There is a marked difference between my writing and yours, which contains the so-called female consciousness. Recently, I’ve been writing a series of poems all entitled “…the female…”, and I realize that my male consciousness is very strong. Do you think your writing contains a female consciousness? I notice that most poets translated by Chen Yuhong are women.

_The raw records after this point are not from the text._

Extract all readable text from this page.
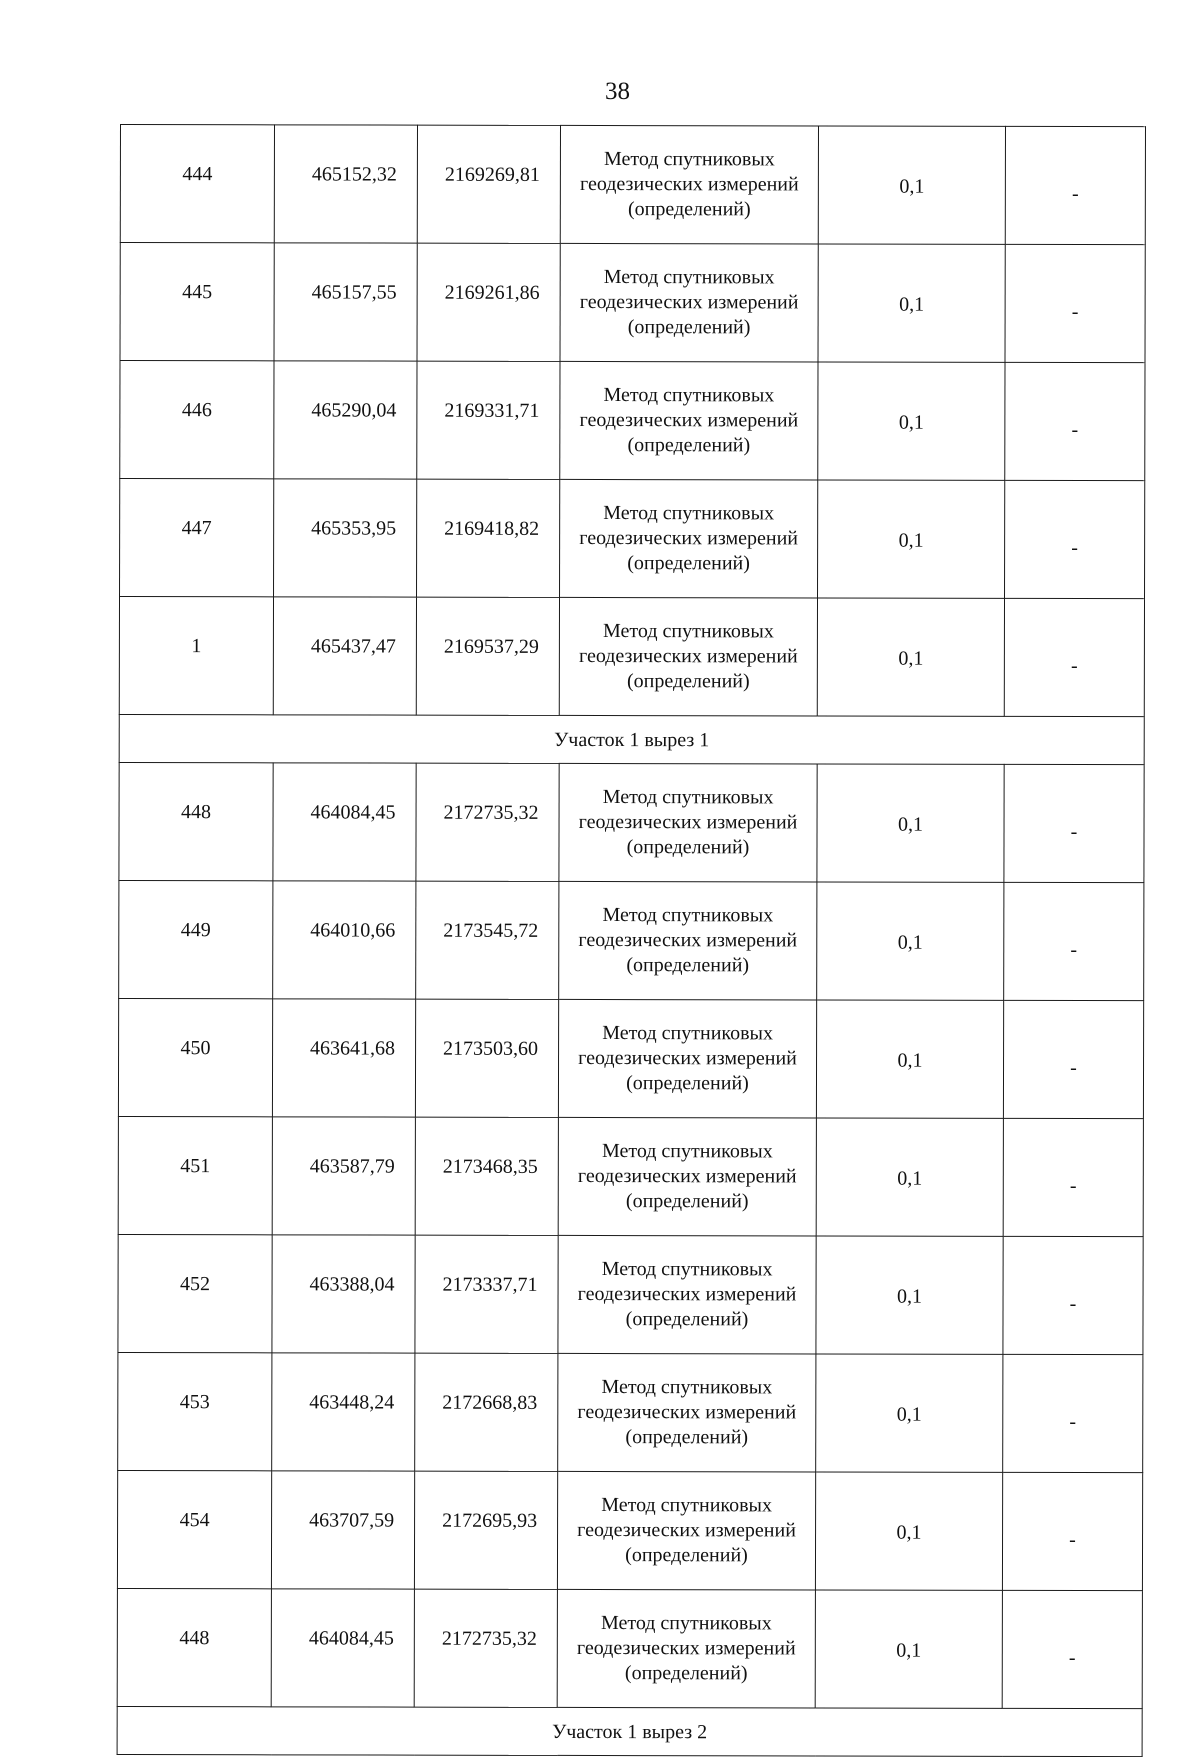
38
444	465152,32	2169269,81	Метод спутниковых
геодезических измерений
(определений)	0,1	-
445	465157,55	2169261,86	Метод спутниковых
геодезических измерений
(определений)	0,1	-
446	465290,04	2169331,71	Метод спутниковых
геодезических измерений
(определений)	0,1	-
447	465353,95	2169418,82	Метод спутниковых
геодезических измерений
(определений)	0,1	-
1	465437,47	2169537,29	Метод спутниковых
геодезических измерений
(определений)	0,1	-
Участок 1 вырез 1					
448	464084,45	2172735,32	Метод спутниковых
геодезических измерений
(определений)	0,1	-
449	464010,66	2173545,72	Метод спутниковых
геодезических измерений
(определений)	0,1	-
450	463641,68	2173503,60	Метод спутниковых
геодезических измерений
(определений)	0,1	-
451	463587,79	2173468,35	Метод спутниковых
геодезических измерений
(определений)	0,1	-
452	463388,04	2173337,71	Метод спутниковых
геодезических измерений
(определений)	0,1	-
453	463448,24	2172668,83	Метод спутниковых
геодезических измерений
(определений)	0,1	-
454	463707,59	2172695,93	Метод спутниковых
геодезических измерений
(определений)	0,1	-
448	464084,45	2172735,32	Метод спутниковых
геодезических измерений
(определений)	0,1	-
Участок 1 вырез 2					
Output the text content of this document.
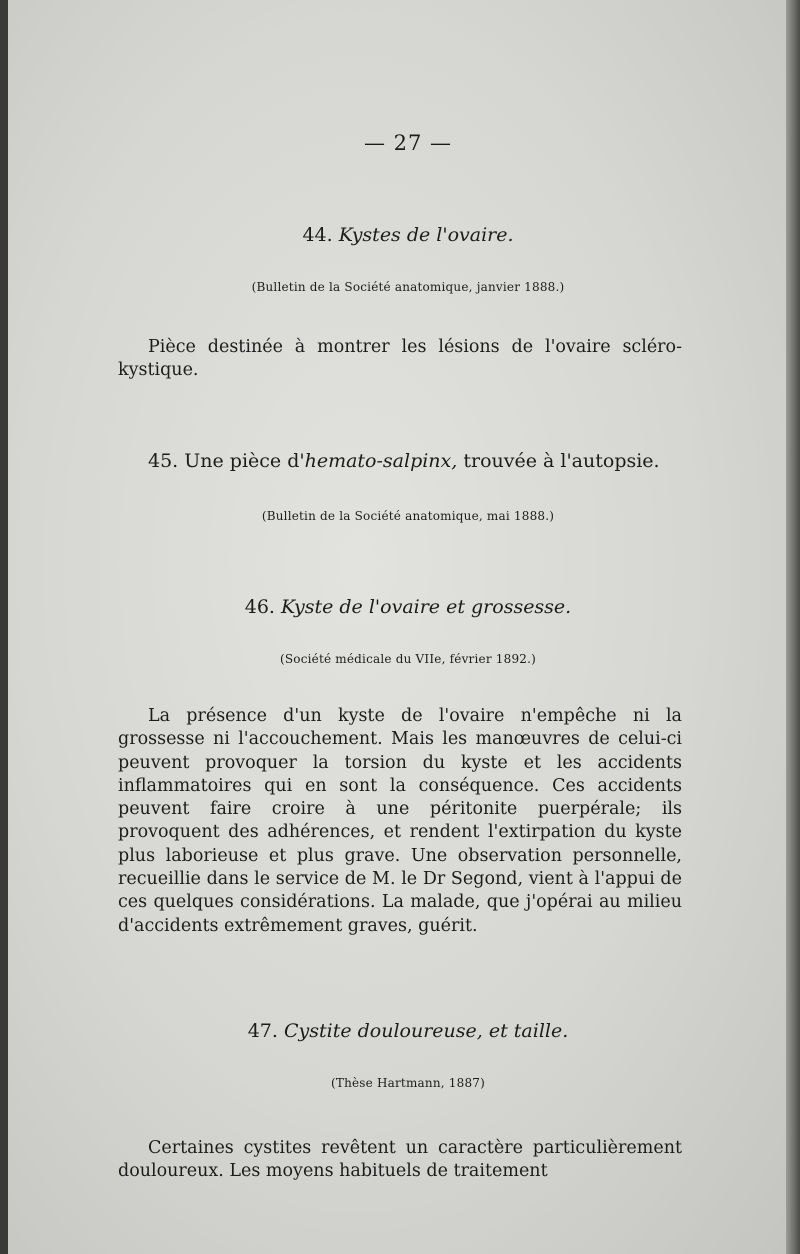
— 27 —
44. Kystes de l'ovaire.
(Bulletin de la Société anatomique, janvier 1888.)
Pièce destinée à montrer les lésions de l'ovaire scléro-kystique.
45. Une pièce d'hemato-salpinx, trouvée à l'autopsie.
(Bulletin de la Société anatomique, mai 1888.)
46. Kyste de l'ovaire et grossesse.
(Société médicale du VIIe, février 1892.)
La présence d'un kyste de l'ovaire n'empêche ni la grossesse ni l'accouchement. Mais les manœuvres de celui-ci peuvent provoquer la torsion du kyste et les accidents inflammatoires qui en sont la conséquence. Ces accidents peuvent faire croire à une péritonite puerpérale; ils provoquent des adhérences, et rendent l'extirpation du kyste plus laborieuse et plus grave. Une observation personnelle, recueillie dans le service de M. le Dr Segond, vient à l'appui de ces quelques considérations. La malade, que j'opérai au milieu d'accidents extrêmement graves, guérit.
47. Cystite douloureuse, et taille.
(Thèse Hartmann, 1887)
Certaines cystites revêtent un caractère particulièrement douloureux. Les moyens habituels de traitement
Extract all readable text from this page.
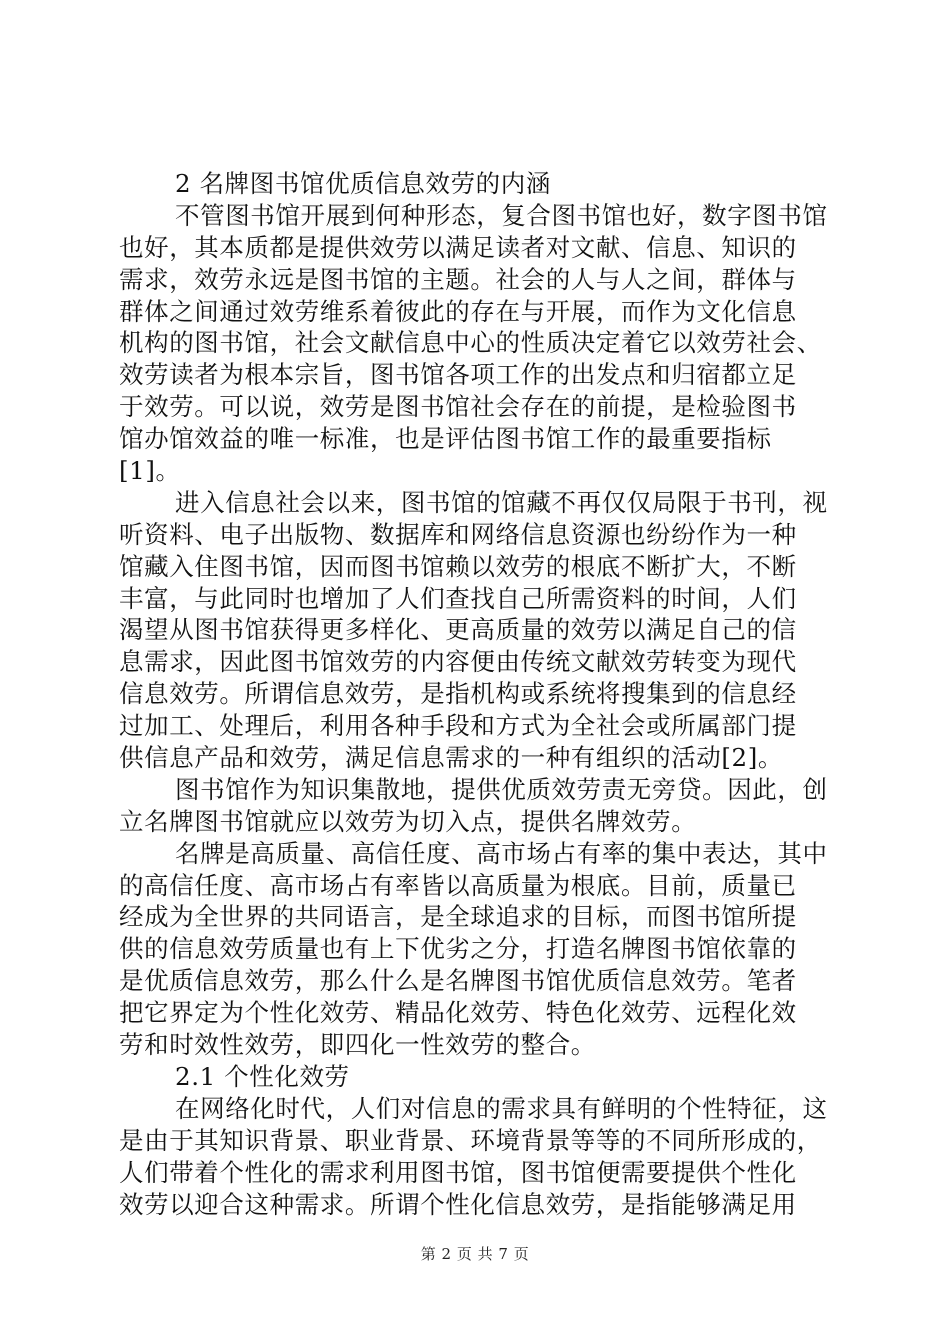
2 名牌图书馆优质信息效劳的内涵
不管图书馆开展到何种形态，复合图书馆也好，数字图书馆
也好，其本质都是提供效劳以满足读者对文献、信息、知识的
需求，效劳永远是图书馆的主题。社会的人与人之间，群体与
群体之间通过效劳维系着彼此的存在与开展，而作为文化信息
机构的图书馆，社会文献信息中心的性质决定着它以效劳社会、
效劳读者为根本宗旨，图书馆各项工作的出发点和归宿都立足
于效劳。可以说，效劳是图书馆社会存在的前提，是检验图书
馆办馆效益的唯一标准，也是评估图书馆工作的最重要指标
[1]。
进入信息社会以来，图书馆的馆藏不再仅仅局限于书刊，视
听资料、电子出版物、数据库和网络信息资源也纷纷作为一种
馆藏入住图书馆，因而图书馆赖以效劳的根底不断扩大，不断
丰富，与此同时也增加了人们查找自己所需资料的时间，人们
渴望从图书馆获得更多样化、更高质量的效劳以满足自己的信
息需求，因此图书馆效劳的内容便由传统文献效劳转变为现代
信息效劳。所谓信息效劳，是指机构或系统将搜集到的信息经
过加工、处理后，利用各种手段和方式为全社会或所属部门提
供信息产品和效劳，满足信息需求的一种有组织的活动[2]。
图书馆作为知识集散地，提供优质效劳责无旁贷。因此，创
立名牌图书馆就应以效劳为切入点，提供名牌效劳。
名牌是高质量、高信任度、高市场占有率的集中表达，其中
的高信任度、高市场占有率皆以高质量为根底。目前，质量已
经成为全世界的共同语言，是全球追求的目标，而图书馆所提
供的信息效劳质量也有上下优劣之分，打造名牌图书馆依靠的
是优质信息效劳，那么什么是名牌图书馆优质信息效劳。笔者
把它界定为个性化效劳、精品化效劳、特色化效劳、远程化效
劳和时效性效劳，即四化一性效劳的整合。
2.1 个性化效劳
在网络化时代，人们对信息的需求具有鲜明的个性特征，这
是由于其知识背景、职业背景、环境背景等等的不同所形成的，
人们带着个性化的需求利用图书馆，图书馆便需要提供个性化
效劳以迎合这种需求。所谓个性化信息效劳，是指能够满足用
第 2 页 共 7 页
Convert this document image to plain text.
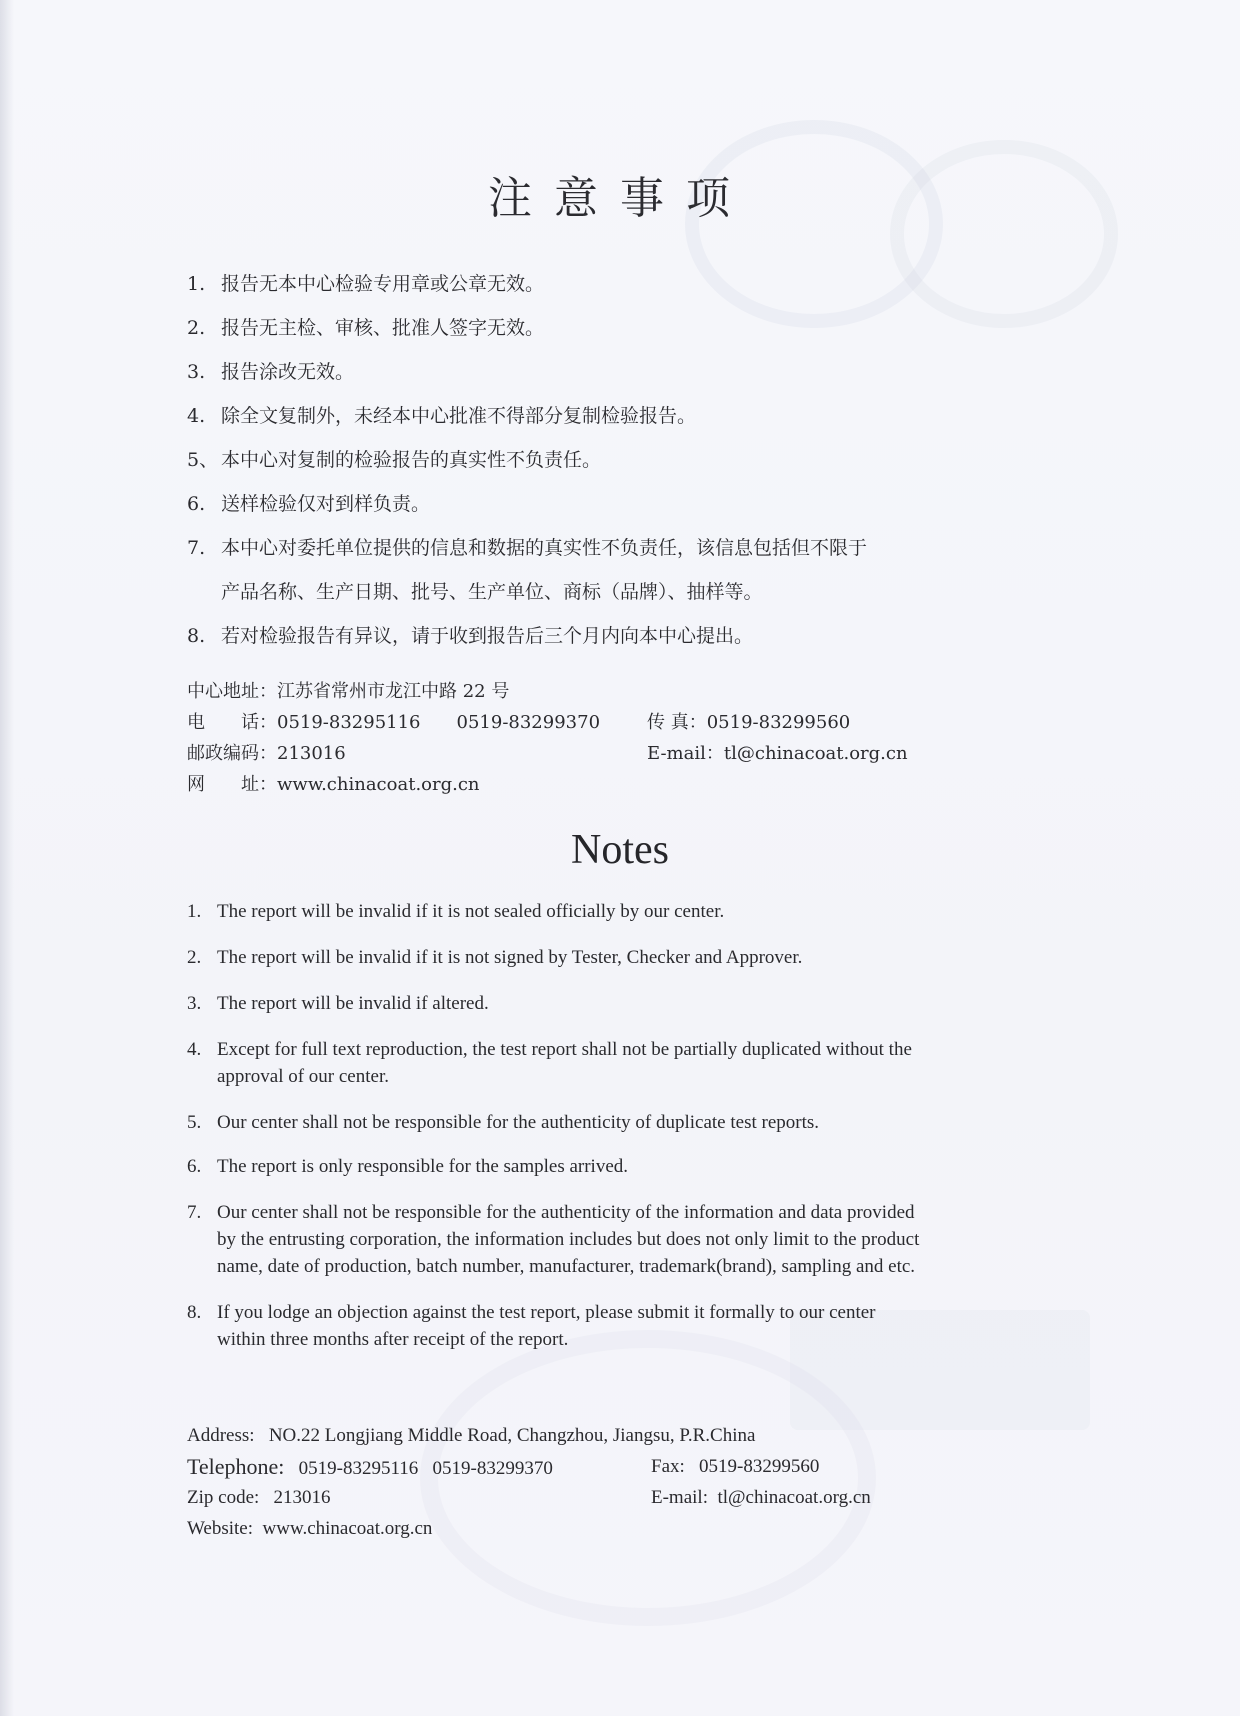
注意事项
1. 报告无本中心检验专用章或公章无效。
2. 报告无主检、审核、批准人签字无效。
3. 报告涂改无效。
4. 除全文复制外，未经本中心批准不得部分复制检验报告。
5、 本中心对复制的检验报告的真实性不负责任。
6. 送样检验仅对到样负责。
7. 本中心对委托单位提供的信息和数据的真实性不负责任，该信息包括但不限于
产品名称、生产日期、批号、生产单位、商标（品牌）、抽样等。
8. 若对检验报告有异议，请于收到报告后三个月内向本中心提出。
中心地址：江苏省常州市龙江中路 22 号
电　　话：0519-83295116　　0519-83299370	传 真：0519-83299560
邮政编码：213016	E-mail：tl@chinacoat.org.cn
网　　址：www.chinacoat.org.cn
Notes
1. The report will be invalid if it is not sealed officially by our center.
2. The report will be invalid if it is not signed by Tester, Checker and Approver.
3. The report will be invalid if altered.
4. Except for full text reproduction, the test report shall not be partially duplicated without the approval of our center.
5. Our center shall not be responsible for the authenticity of duplicate test reports.
6. The report is only responsible for the samples arrived.
7. Our center shall not be responsible for the authenticity of the information and data provided by the entrusting corporation, the information includes but does not only limit to the product name, date of production, batch number, manufacturer, trademark(brand), sampling and etc.
8. If you lodge an objection against the test report, please submit it formally to our center within three months after receipt of the report.
Address: NO.22 Longjiang Middle Road, Changzhou, Jiangsu, P.R.China
Telephone: 0519-83295116   0519-83299370	Fax: 0519-83299560
Zip code: 213016	E-mail: tl@chinacoat.org.cn
Website: www.chinacoat.org.cn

Chen: Sappho (630-570 BC) is the first female poet with whom I identify in the Western literary history. Her work and life story offer a great example of infinite imagination. I do read a lot of Western female poets, such as Hilda Doolittle, Marina Tsvetaeva, Elizabeth Bishop, May Swenson, Patricia Kathleen Page, Wisława Szymborska, Denise Levertov, Phyllis Webb, Sylvia Plath, Margaret Atwood, and Louise Glück, among others. Facing different social realities, each of them had/has her own personality and fortune, though no matter what their surroundings were/are, they never gave/give up writing or insisting on their aesthetics of creation. The distinct feminine characteristics in their writings resonate for me. It is as if I can see a deeper self through those poets.

However, writings by male poets attract me too. For instance, John Keats, T.S. Eliot, e.e. cummings, A.R. Ammons, W.S. Merwin, to name just a few. Good poems appeal to heart and soul, and the author’s gender doesn’t matter.